CHLOROQUINE: For all children, the chloroquine dosages are once a week. The dosage of chloroquine depends on the weight of the child. The dosage is 8.3 mg (salt) per kilogram of body weight. In the United States, chloroquine is made only in 500mg tablets. Pharmacists can pulverize the tablets and prepare gelatin capsules with the calculated pediatric dosages. The weekly dose should be mixed in juice, jelly, or chocolate syrup to hide the extremely bitter taste.

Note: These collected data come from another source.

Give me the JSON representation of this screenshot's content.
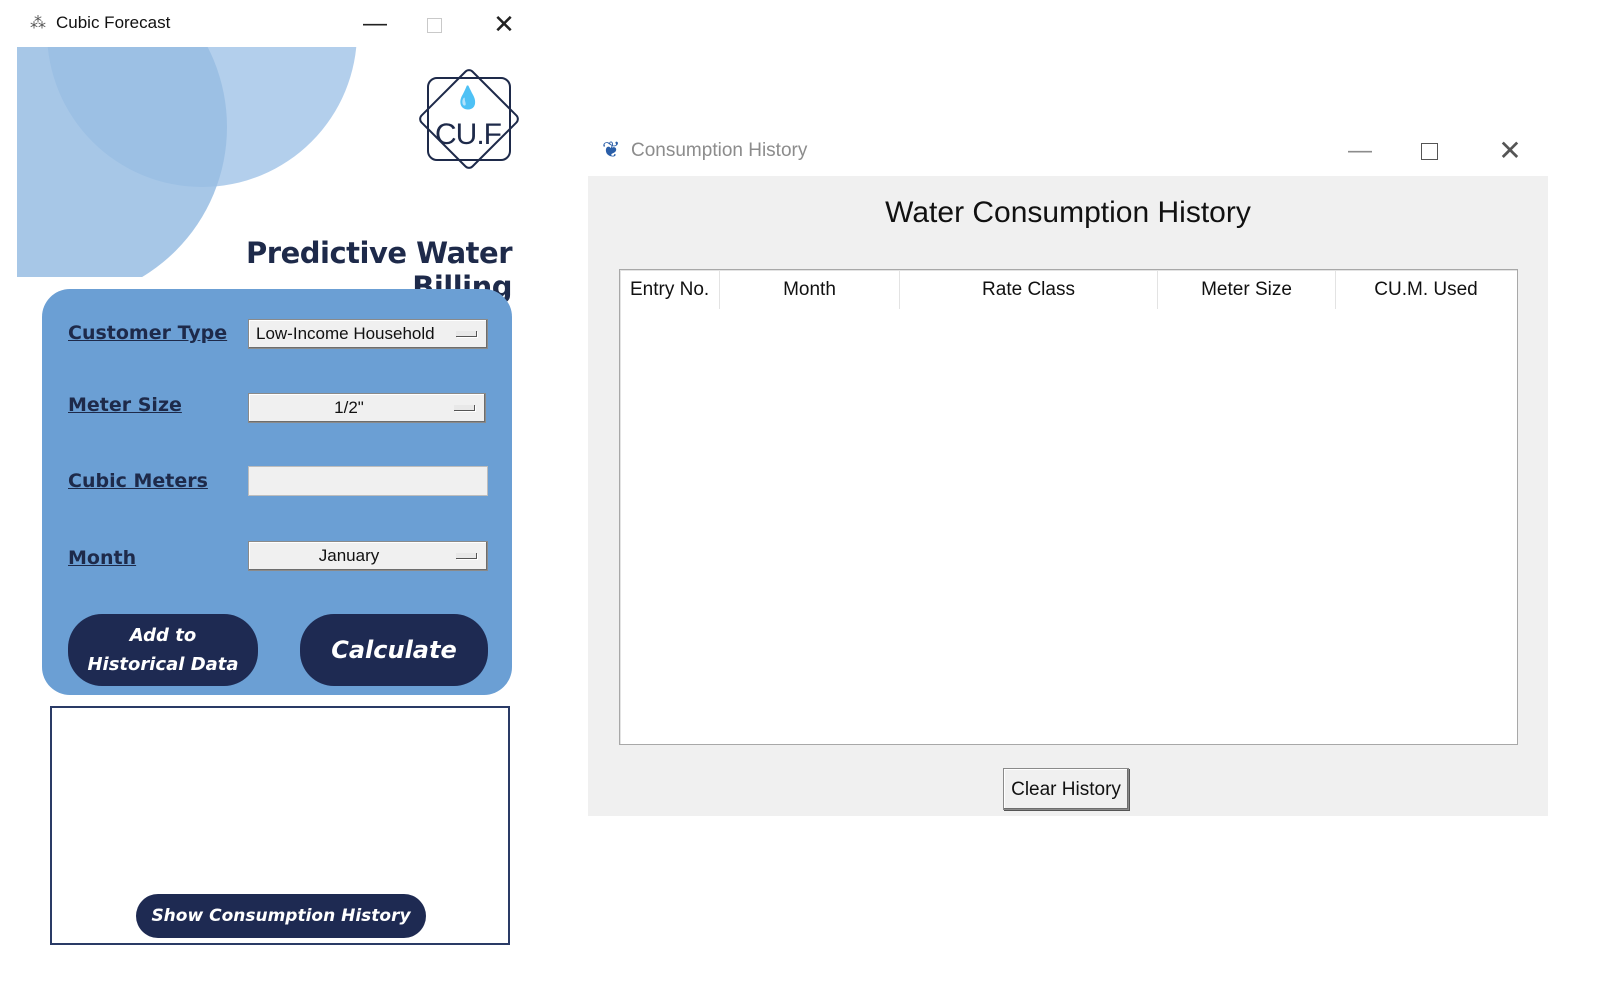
{
  "main_window": {
    "title": "Cubic Forecast",
    "logo_text": "CU.F",
    "heading": "Predictive Water Billing",
    "form": {
      "customer_type_label": "Customer Type",
      "customer_type_value": "Low-Income Household",
      "meter_size_label": "Meter Size",
      "meter_size_value": "1/2\"",
      "cubic_meters_label": "Cubic Meters",
      "cubic_meters_value": "",
      "month_label": "Month",
      "month_value": "January"
    },
    "buttons": {
      "add_historical": "Add to\nHistorical Data",
      "calculate": "Calculate",
      "show_history": "Show Consumption History"
    },
    "colors": {
      "panel": "#6b9fd4",
      "navy": "#1e2a52"
    }
  },
  "history_window": {
    "title": "Consumption History",
    "heading": "Water Consumption History",
    "columns": [
      "Entry No.",
      "Month",
      "Rate Class",
      "Meter Size",
      "CU.M. Used"
    ],
    "rows": [],
    "clear_button": "Clear History"
  }
}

In other countries, chloroquine is widely available as suspensions that generally contain 10 mg of Chlororquine in each ml. The dosage is usually indicated on the bottle or the package.
DOXYCYCLINE: For all children, the Doxycycline dosages are once a day. The dosage of Doxycycline depends on the weight of the child. DO NOT GIVE DOXYCYCLINE TO CHILDREN UNDER 8 YEARS OF AGE. Over 8 years of age, the dosage is 2mg/ kilogram of body weight, up to the adult dose of 100 mg daily.
Botswana: Risk in northern part of country (north of 21degree latitude south).
Lesotho: No risk.
Namibia: Risk in all of Ovamboland, the North-Eastern area and Caprivi Strip. Etosha National Park during the rain season from November to April.
South Africa: Rural areas, including some game parks, in the northern, eastern, and western low altitude areas of Mpumalanga and in the Kwazulu-Natal coastal areas north of 28 degrees.
Swaziland: Risk in all lowlands. Zimbabwe: Risk in all areas, except no risk in cities of Harare and Bulawayo.
Preventions in Southern Africa: Mefloquine (Lariam®) is the recommended drug for most travellers to risk areas.
Ethiopia: All areas, except no risk in Addis Ababa and at altitudes higher than 2,000 meters (6,561 feet).
Kenya: All areas, including game parks, except no risk in Nairobi and at altitudes higher than 2,500 meters (8,202 feet).
Malawi: All areas.
Mozambique: All areas.
Tanzania: All areas.
Uganda: All areas.
Preventions in East Africa: Mefloquine (Lariam®) is the recommended drug for most travellers to risk areas.
Getaway Africa does not take any responsibility for any diseases contracted due to the information given in this document. Please consult your doctor before travelling into Africa.
The use of trade names is for identification only and does not imply an endorsement by Getaway Africa.